Fiscal Year 2016 Highlights
- Total contract revenue of $208.9 million, an increase of 55% over prior year
- Net income of $8.3 million, an increase of 95% over prior year
- Diluted earnings per share of $0.97, up 87% over prior year
- EBITDA of $15.2 million, an increase of 49% over prior year
- Cash flow from operations of $21.6 million
Fourth Quarter 2016 Highlights
- Total contract revenue of $57.4 million, an increase of 82% over prior year
- Net income of $1.6 million, an increase of 313% over prior year
- Diluted earnings per share of $0.18, an increase of 260% over prior year
- EBITDA of $3.7 million, an increase of 108% over prior year
For the fourth quarter of 2016, Willdan reported total contract revenue of $57.4 million and net income of $1.6 million, or $0.18 per diluted share. This compares with total contract revenue of $31.5 million and net income of $0.4 million, or $0.05 per diluted share, for the fourth quarter of 2015. The increase in earnings per share in the fourth quarter of 2016 was primarily driven by higher total contract revenue, resulting from both organic growth and incremental revenue contributed by substantially all of the assets of Genesys Engineering P.C. ("Genesys") acquired in March 2016.

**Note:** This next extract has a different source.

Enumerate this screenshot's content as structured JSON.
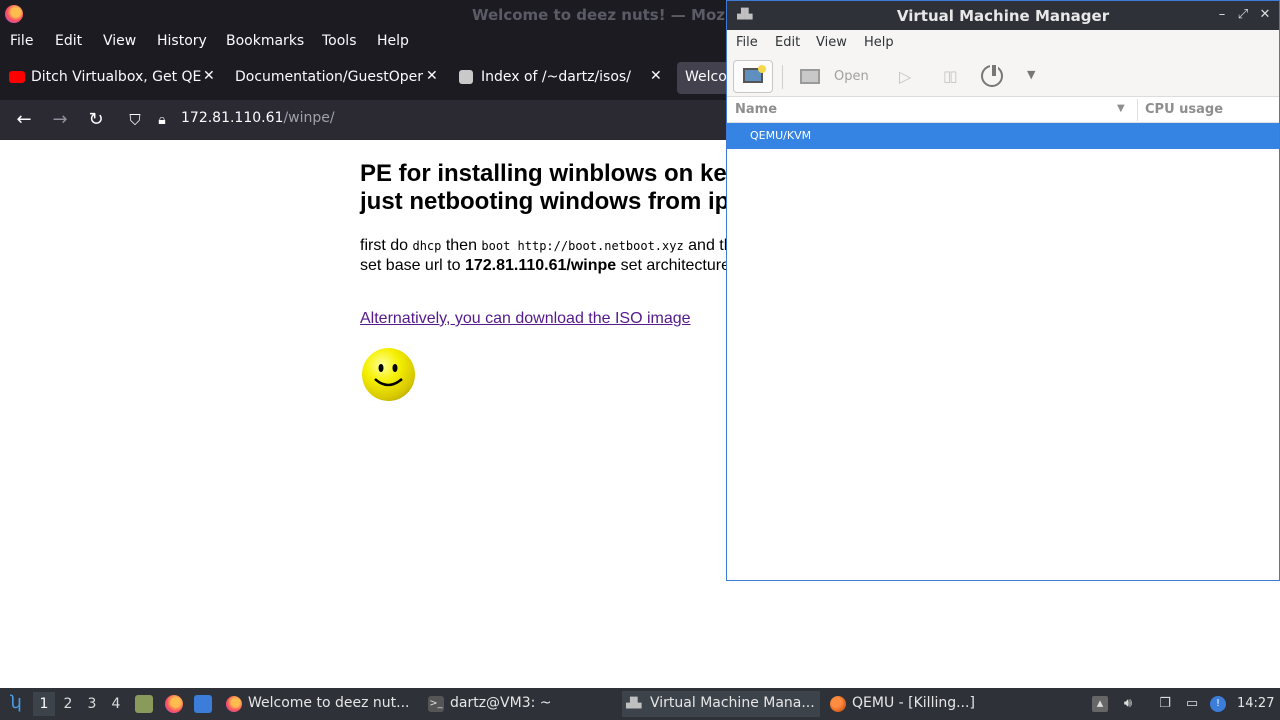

"We executed well in the fourth quarter, delivering another quarter of significant year-over-year growth in revenue, earnings per share and EBITDA," said Tom Brisbin, Willdan's Chairman and Chief Executive Officer. "We continue to deliver strong energy savings on all of our major long-term programs for utilities, while effectively ramping up the new programs we won in 2016. We are seeing positive trends in demand for energy efficiency services nationwide, which is resulting in growth opportunities for Willdan in a number of new markets. Our proven ability to deliver energy savings, combined with our expanded performance contracting capabilities, has positioned us well to maintain our current base of business, while winning new programs with public utilities, municipalities, universities and hospitals. We expect to continue generating profitable growth in 2017 and the years ahead."